# product for sealing tang



## chiffonodd (Mar 20, 2015)

I'm working on refurbishing an old forgecraft. The handle is in decent shape except for some gapping between the scales and tang. Rather than replace the handle (I want to preserve the original design as much as possible), I want to seal the gaps.

What is the best product for this task? Searches turn up everything from super glue (yikes?) to epoxy (makes more sense). If epoxy is the way to go, is there a particular type that works best? Any special instructions for application? 

Thanks all!

PS: I've already applied this product that is designed for filling gouges in wood, but I don't think it's going to last - especially, I'm not sure how well it will bond with the metal.
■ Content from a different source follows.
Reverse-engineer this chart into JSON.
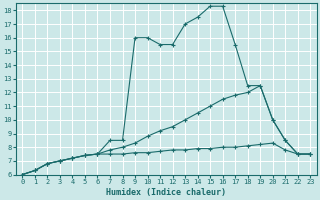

I think I'm going to remove it and start fresh.

PPS: If it matters, I don't intend to stain the handle though I will seal it.


----------



## Zwiefel (Mar 20, 2015)

I was getting ready for a date as I read the title...sounded dirty.


----------



## TheDispossessed (Mar 20, 2015)

good ol beeswax. warm, slather, repeat.


----------



## chiffonodd (Mar 20, 2015)

Zwiefel said:


> I was getting ready for a date as I read the title...sounded dirty.



yes, yes I sealed the tang with my wood filler


----------



## Zwiefel (Mar 20, 2015)

chiffonodd said:


> yes, yes I sealed the tang with my wood filler



Some people have all the luck.


----------